For nearly an hour, the author, who was wearing a kurta and jeans, greeted incoming guests and answered apologetic phone calls from those who were still en route. Early arrivals sat at tables in the front, drinking water from plastic cups and reading the Pakistan Post. On the wall, a makeshift poster was affixed with old newspaper clippings: "CABBIE CHEATS DEATH," "HACK STABBED." Unlike, say, "The New York City Cab Driver's Book of Dirty Jokes," which was honored with a party of its own several days later, at the National Arts Club, "Taxi!" is an earnest political tract, and the mood at Lasani reflected the mission. Obligatory author remarks and testimonials were accompanied by readings about the "neoliberal economy" ("Arguably, the taxi industry as it was formed in the 1980s reflected the globalized world of finance capital"), and by a call to protest the Taxi and Limousine Commission's planned installation of Global Positioning Systems. ("It's very clear that this is coming down from Homeland Security," Bhairavi Desai, the alliance's executive director, announced.)

Discordant cell-phone rings punctuated the proceedings. Eventually, it was time to eat, and the throngs lined up for curry and naan. Exactly what the full range of party chatter was is tough to say, because a variety of languages were spoken, but an interloper, with a little persistence, was able to discern that most drivers would probably disagree with the cheery characterization of the yellow cab (made at a recent design forum at Parsons) as "New York's movable public space." A fairer, if blunter, slogan might be: "Our workspace, where you annoy and disrespect us."

"They treat the car like they're slobs," a driver whose handle on the Bengal Cabbie Association's CB radio channel is Babar said of his passengers. He added that those who sit in the front seat, and who make radio requests, are usually drunk. Drunk passengers occasionally throw up, and the smell lingers for weeks.

"There are so many things," Rizwan Raja, a Pakistani driver, said, rattling off a list of his pet peeves: putting one's feet up on the partition, smoking, crossing the street lackadaisically. Requesting multiple stops is also frowned upon. "These people come out of expensive, posh bars, where one beer is twenty dollars, but they make groups together so they can share a taxi and save a couple of dollars," Raja said. " 'Three stops'-that really, really blows me off." Tips, ever since the fare increase, have been meagre: "Sometimes forty cents, sometimes twenty cents."

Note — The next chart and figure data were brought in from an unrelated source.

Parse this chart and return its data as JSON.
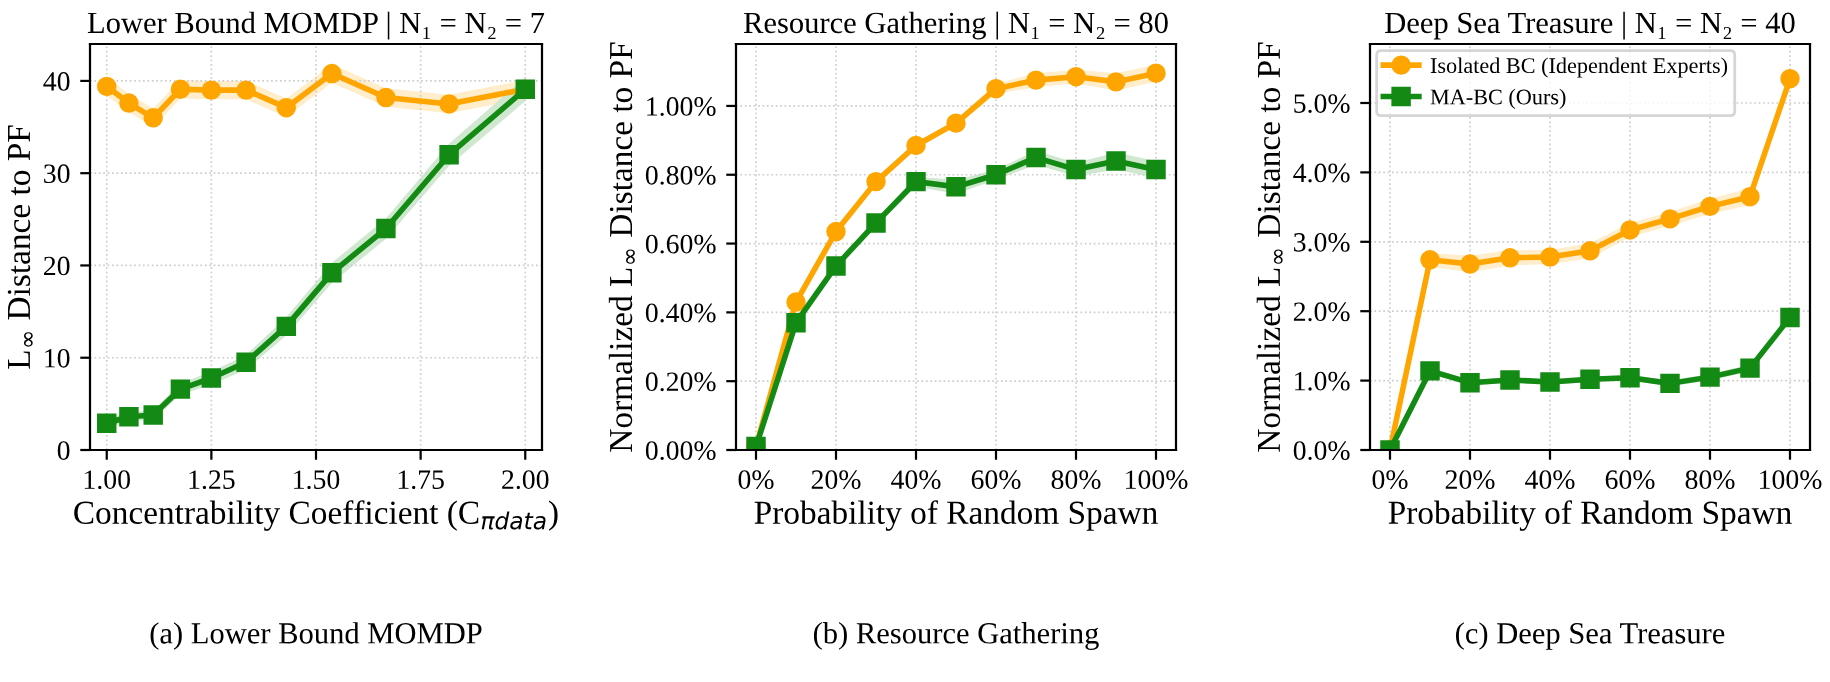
{
  "chart_data": [
    {
      "type": "line",
      "title": "Lower Bound MOMDP | N₁ = N₂ = 7",
      "xlabel": "Concentrability Coefficient (C$_{πdata}$)",
      "ylabel": "L$_{∞}$ Distance to PF",
      "x": [
        1.0,
        1.053,
        1.111,
        1.176,
        1.25,
        1.333,
        1.429,
        1.538,
        1.667,
        1.818,
        2.0
      ],
      "series": [
        {
          "color": "#ffa500",
          "marker": "circle",
          "values": [
            39.4,
            37.6,
            36.0,
            39.1,
            39.0,
            39.0,
            37.1,
            40.8,
            38.2,
            37.5,
            39.1
          ],
          "lower": [
            38.4,
            36.6,
            35.0,
            38.1,
            38.0,
            38.0,
            36.1,
            39.8,
            37.2,
            36.5,
            38.1
          ],
          "upper": [
            40.4,
            38.6,
            37.0,
            40.1,
            40.0,
            40.0,
            38.1,
            41.8,
            39.2,
            38.5,
            40.1
          ]
        },
        {
          "color": "#138a13",
          "marker": "square",
          "values": [
            2.9,
            3.6,
            3.8,
            6.6,
            7.8,
            9.5,
            13.4,
            19.2,
            24.0,
            32.0,
            39.1
          ],
          "lower": [
            2.4,
            3.1,
            3.3,
            6.0,
            7.1,
            8.7,
            12.4,
            18.1,
            22.9,
            30.8,
            37.8
          ],
          "upper": [
            3.4,
            4.1,
            4.3,
            7.2,
            8.5,
            10.3,
            14.4,
            20.3,
            25.1,
            33.2,
            40.4
          ]
        }
      ],
      "xlim": [
        0.96,
        2.04
      ],
      "xticks": [
        {
          "value": 1.0,
          "label": "1.00"
        },
        1.25,
        {
          "value": 1.5,
          "label": "1.50"
        },
        1.75,
        {
          "value": 2.0,
          "label": "2.00"
        }
      ],
      "ylim": [
        0,
        44
      ],
      "yticks": [
        0,
        10,
        20,
        30,
        40
      ],
      "grid": true,
      "annotations": [
        "(a) Lower Bound MOMDP"
      ]
    },
    {
      "type": "line",
      "title": "Resource Gathering | N₁ = N₂ = 80",
      "xlabel": "Probability of Random Spawn",
      "ylabel": "Normalized L$_{∞}$ Distance to PF",
      "x": [
        0,
        10,
        20,
        30,
        40,
        50,
        60,
        70,
        80,
        90,
        100
      ],
      "series": [
        {
          "color": "#ffa500",
          "marker": "circle",
          "values": [
            0.01,
            0.43,
            0.635,
            0.78,
            0.885,
            0.95,
            1.05,
            1.075,
            1.085,
            1.07,
            1.095
          ],
          "lower": [
            0.0,
            0.42,
            0.625,
            0.77,
            0.875,
            0.94,
            1.035,
            1.055,
            1.065,
            1.045,
            1.07
          ],
          "upper": [
            0.02,
            0.44,
            0.645,
            0.79,
            0.895,
            0.96,
            1.065,
            1.095,
            1.105,
            1.095,
            1.12
          ]
        },
        {
          "color": "#138a13",
          "marker": "square",
          "values": [
            0.01,
            0.37,
            0.535,
            0.66,
            0.78,
            0.765,
            0.8,
            0.85,
            0.815,
            0.84,
            0.815
          ],
          "lower": [
            0.0,
            0.36,
            0.525,
            0.65,
            0.765,
            0.745,
            0.785,
            0.83,
            0.795,
            0.815,
            0.79
          ],
          "upper": [
            0.02,
            0.38,
            0.545,
            0.67,
            0.795,
            0.785,
            0.815,
            0.87,
            0.835,
            0.865,
            0.84
          ]
        }
      ],
      "xlim": [
        -5,
        105
      ],
      "xticks": [
        {
          "value": 0,
          "label": "0%"
        },
        {
          "value": 20,
          "label": "20%"
        },
        {
          "value": 40,
          "label": "40%"
        },
        {
          "value": 60,
          "label": "60%"
        },
        {
          "value": 80,
          "label": "80%"
        },
        {
          "value": 100,
          "label": "100%"
        }
      ],
      "ylim": [
        0,
        1.18
      ],
      "yticks": [
        {
          "value": 0,
          "label": "0.00%"
        },
        {
          "value": 0.2,
          "label": "0.20%"
        },
        {
          "value": 0.4,
          "label": "0.40%"
        },
        {
          "value": 0.6,
          "label": "0.60%"
        },
        {
          "value": 0.8,
          "label": "0.80%"
        },
        {
          "value": 1.0,
          "label": "1.00%"
        }
      ],
      "grid": true,
      "annotations": [
        "(b) Resource Gathering"
      ]
    },
    {
      "type": "line",
      "title": "Deep Sea Treasure | N₁ = N₂ = 40",
      "xlabel": "Probability of Random Spawn",
      "ylabel": "Normalized L$_{∞}$ Distance to PF",
      "x": [
        0,
        10,
        20,
        30,
        40,
        50,
        60,
        70,
        80,
        90,
        100
      ],
      "series": [
        {
          "name": "Isolated BC (Idependent Experts)",
          "color": "#ffa500",
          "marker": "circle",
          "values": [
            0.0,
            2.74,
            2.68,
            2.77,
            2.78,
            2.87,
            3.17,
            3.33,
            3.51,
            3.65,
            5.35
          ],
          "lower": [
            0.0,
            2.64,
            2.56,
            2.66,
            2.68,
            2.76,
            3.07,
            3.23,
            3.4,
            3.53,
            5.3
          ],
          "upper": [
            0.0,
            2.84,
            2.8,
            2.88,
            2.88,
            2.98,
            3.27,
            3.43,
            3.62,
            3.77,
            5.4
          ]
        },
        {
          "name": "MA-BC (Ours)",
          "color": "#138a13",
          "marker": "square",
          "values": [
            0.0,
            1.14,
            0.97,
            1.01,
            0.98,
            1.02,
            1.04,
            0.96,
            1.05,
            1.18,
            1.91
          ],
          "lower": [
            0.0,
            1.09,
            0.93,
            0.97,
            0.94,
            0.98,
            1.0,
            0.92,
            1.0,
            1.13,
            1.88
          ],
          "upper": [
            0.0,
            1.19,
            1.01,
            1.05,
            1.02,
            1.06,
            1.08,
            1.0,
            1.1,
            1.23,
            1.94
          ]
        }
      ],
      "xlim": [
        -5,
        105
      ],
      "xticks": [
        {
          "value": 0,
          "label": "0%"
        },
        {
          "value": 20,
          "label": "20%"
        },
        {
          "value": 40,
          "label": "40%"
        },
        {
          "value": 60,
          "label": "60%"
        },
        {
          "value": 80,
          "label": "80%"
        },
        {
          "value": 100,
          "label": "100%"
        }
      ],
      "ylim": [
        0,
        5.85
      ],
      "yticks": [
        {
          "value": 0,
          "label": "0.0%"
        },
        {
          "value": 1,
          "label": "1.0%"
        },
        {
          "value": 2,
          "label": "2.0%"
        },
        {
          "value": 3,
          "label": "3.0%"
        },
        {
          "value": 4,
          "label": "4.0%"
        },
        {
          "value": 5,
          "label": "5.0%"
        }
      ],
      "grid": true,
      "legend": "top left",
      "annotations": [
        "(c) Deep Sea Treasure"
      ]
    }
  ]
}
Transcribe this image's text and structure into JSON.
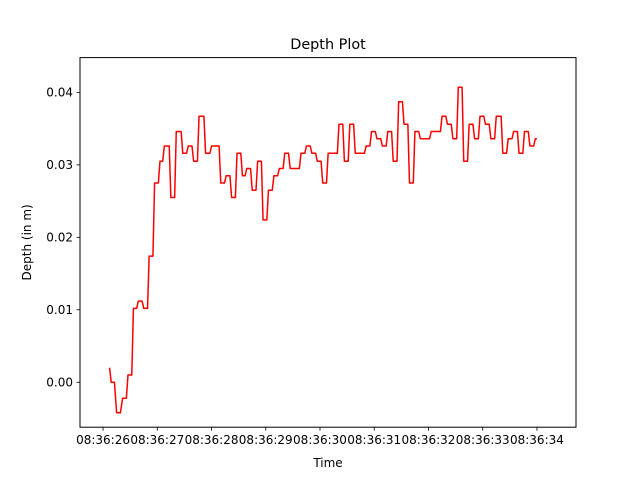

Raja went on, "The worst is when they ask, 'Where are you from?' Once you answer that question, then it's 'What is the relationship between Al Qaeda and the Pakistani government?' " Raja, who says he is asked that question "almost every day," has recommended that his passengers see "Fahrenheit 9/11."

By 3 A.M., the crowd had dwindled to about a dozen, who sat around a table eating rice pudding and drinking more water. With dessert, at last, came a festive atmosphere: jokes! Desai, the alliance's director, started off: "George Bush, Tony Blair, and Yasir Arafat arrive at the gates of Heaven . . ." Another joke followed, featuring Ronald Reagan and the Pope. A third involved male and female parrots, placed in the same cage at long last. (The punch line, delivered by a male parrot: "Yo, God has finally listened!") No dirty jokes, alas.

The interloper, emerging from Lasani at 4 A.M., sober and sleepy, hailed a cab on Sixth Avenue and rode home in the back seat in silence. One stop. The fare was five dollars and eighty cents, and he handed the driver eight dollars.